RBA deputy warns of 'central banker's nightmare' as energy shock lifts stagflation risk
Australia faces a testing period as a global energy shock raises the risk of stagflation, Reserve Bank of Australia deputy governor Andrew Hauser has warned, calling the combination of high inflation and weak growth a "central banker's nightmare".
Speaking at a Money Marketeers of New York University event in New York, Hauser said the war in the Middle East was likely to deliver a "big income shock" to Australia and push inflation higher. He added there was not much the central bank could do to stop prices rising in the short term.

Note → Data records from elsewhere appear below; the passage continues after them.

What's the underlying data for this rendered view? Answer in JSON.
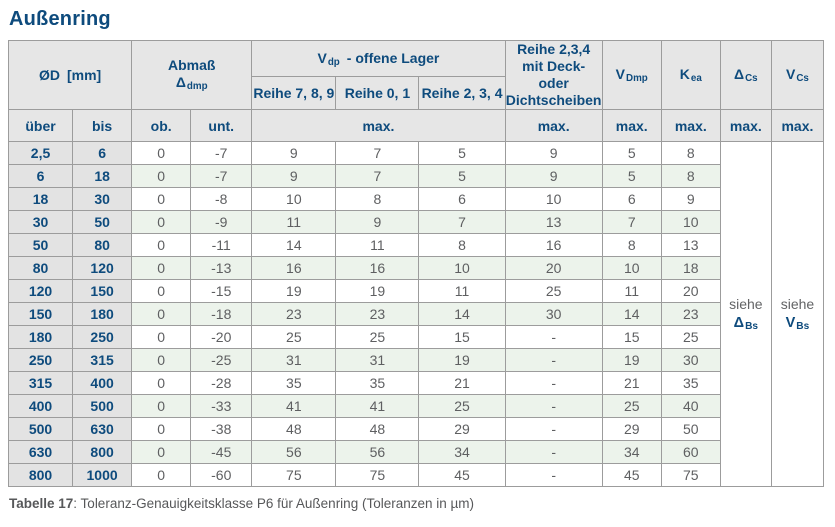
{
  "page_title": "Außenring",
  "colors": {
    "accent_blue": "#0e4b7d",
    "header_bg": "#e6e6e6",
    "range_col_bg": "#e3e3e3",
    "row_alt_bg": "#ecf3eb",
    "data_text": "#5e5f61",
    "border": "#9c9c9c"
  },
  "table": {
    "header": {
      "od": {
        "main": "ØD",
        "unit": "[mm]"
      },
      "abmass": {
        "line1": "Abmaß",
        "sym_main": "Δ",
        "sym_sub": "dmp"
      },
      "vdp_group": {
        "main": "V",
        "sub": "dp",
        "rest": "-  offene Lager"
      },
      "reihe_cols": [
        "Reihe 7, 8, 9",
        "Reihe 0, 1",
        "Reihe 2, 3, 4"
      ],
      "deck_lines": [
        "Reihe 2,3,4",
        "mit Deck- oder",
        "Dichtscheiben"
      ],
      "vdmp": {
        "main": "V",
        "sub": "Dmp"
      },
      "kea": {
        "main": "K",
        "sub": "ea"
      },
      "dcs": {
        "main": "Δ",
        "sub": "Cs"
      },
      "vcs": {
        "main": "V",
        "sub": "Cs"
      }
    },
    "subheader": {
      "uber": "über",
      "bis": "bis",
      "ob": "ob.",
      "unt": "unt.",
      "max": "max."
    },
    "rows": [
      {
        "uber": "2,5",
        "bis": "6",
        "ob": "0",
        "unt": "-7",
        "r789": "9",
        "r01": "7",
        "r234": "5",
        "deck": "9",
        "vdmp": "5",
        "kea": "8"
      },
      {
        "uber": "6",
        "bis": "18",
        "ob": "0",
        "unt": "-7",
        "r789": "9",
        "r01": "7",
        "r234": "5",
        "deck": "9",
        "vdmp": "5",
        "kea": "8"
      },
      {
        "uber": "18",
        "bis": "30",
        "ob": "0",
        "unt": "-8",
        "r789": "10",
        "r01": "8",
        "r234": "6",
        "deck": "10",
        "vdmp": "6",
        "kea": "9"
      },
      {
        "uber": "30",
        "bis": "50",
        "ob": "0",
        "unt": "-9",
        "r789": "11",
        "r01": "9",
        "r234": "7",
        "deck": "13",
        "vdmp": "7",
        "kea": "10"
      },
      {
        "uber": "50",
        "bis": "80",
        "ob": "0",
        "unt": "-11",
        "r789": "14",
        "r01": "11",
        "r234": "8",
        "deck": "16",
        "vdmp": "8",
        "kea": "13"
      },
      {
        "uber": "80",
        "bis": "120",
        "ob": "0",
        "unt": "-13",
        "r789": "16",
        "r01": "16",
        "r234": "10",
        "deck": "20",
        "vdmp": "10",
        "kea": "18"
      },
      {
        "uber": "120",
        "bis": "150",
        "ob": "0",
        "unt": "-15",
        "r789": "19",
        "r01": "19",
        "r234": "11",
        "deck": "25",
        "vdmp": "11",
        "kea": "20"
      },
      {
        "uber": "150",
        "bis": "180",
        "ob": "0",
        "unt": "-18",
        "r789": "23",
        "r01": "23",
        "r234": "14",
        "deck": "30",
        "vdmp": "14",
        "kea": "23"
      },
      {
        "uber": "180",
        "bis": "250",
        "ob": "0",
        "unt": "-20",
        "r789": "25",
        "r01": "25",
        "r234": "15",
        "deck": "-",
        "vdmp": "15",
        "kea": "25"
      },
      {
        "uber": "250",
        "bis": "315",
        "ob": "0",
        "unt": "-25",
        "r789": "31",
        "r01": "31",
        "r234": "19",
        "deck": "-",
        "vdmp": "19",
        "kea": "30"
      },
      {
        "uber": "315",
        "bis": "400",
        "ob": "0",
        "unt": "-28",
        "r789": "35",
        "r01": "35",
        "r234": "21",
        "deck": "-",
        "vdmp": "21",
        "kea": "35"
      },
      {
        "uber": "400",
        "bis": "500",
        "ob": "0",
        "unt": "-33",
        "r789": "41",
        "r01": "41",
        "r234": "25",
        "deck": "-",
        "vdmp": "25",
        "kea": "40"
      },
      {
        "uber": "500",
        "bis": "630",
        "ob": "0",
        "unt": "-38",
        "r789": "48",
        "r01": "48",
        "r234": "29",
        "deck": "-",
        "vdmp": "29",
        "kea": "50"
      },
      {
        "uber": "630",
        "bis": "800",
        "ob": "0",
        "unt": "-45",
        "r789": "56",
        "r01": "56",
        "r234": "34",
        "deck": "-",
        "vdmp": "34",
        "kea": "60"
      },
      {
        "uber": "800",
        "bis": "1000",
        "ob": "0",
        "unt": "-60",
        "r789": "75",
        "r01": "75",
        "r234": "45",
        "deck": "-",
        "vdmp": "45",
        "kea": "75"
      }
    ],
    "see_cells": {
      "dcs": {
        "word": "siehe",
        "sym_main": "Δ",
        "sym_sub": "Bs"
      },
      "vcs": {
        "word": "siehe",
        "sym_main": "V",
        "sym_sub": "Bs"
      }
    }
  },
  "caption": {
    "label": "Tabelle 17",
    "text": ": Toleranz-Genauigkeitsklasse P6 für Außenring (Toleranzen in µm)"
  }
}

The "big question", he said, is how the current energy shock and the coming wave of inflation will affect economic activity in Australia and how those forces will feed into inflation over the next two to three years. Stagflation occurs when economic activity stagnates while prices keep climbing, a damaging mix that can be accompanied by rising unemployment and recession.
"The stagflationary shock: inflation up, activity down. Judging the balance between those two is, I guess, how we earn our money," Hauser said. He noted consumer confidence in Australia has already declined significantly, a shift that could weigh on activity this year.
Headline inflation is 3.7 per cent, above the RBA's goal of keeping inflation averaging between 2 and 3 per cent. Hauser said inflation was already too high before the war broke out, and that the RBA did not have "high confidence" that interest rates are at the right level yet.
Hauser said the central bank is monitoring developments closely as economists in Australia warn about the possibility of stagflation amid the global energy shock. The coming months, he cautioned, will be challenging as policymakers navigate the trade-offs between taming inflation and supporting growth.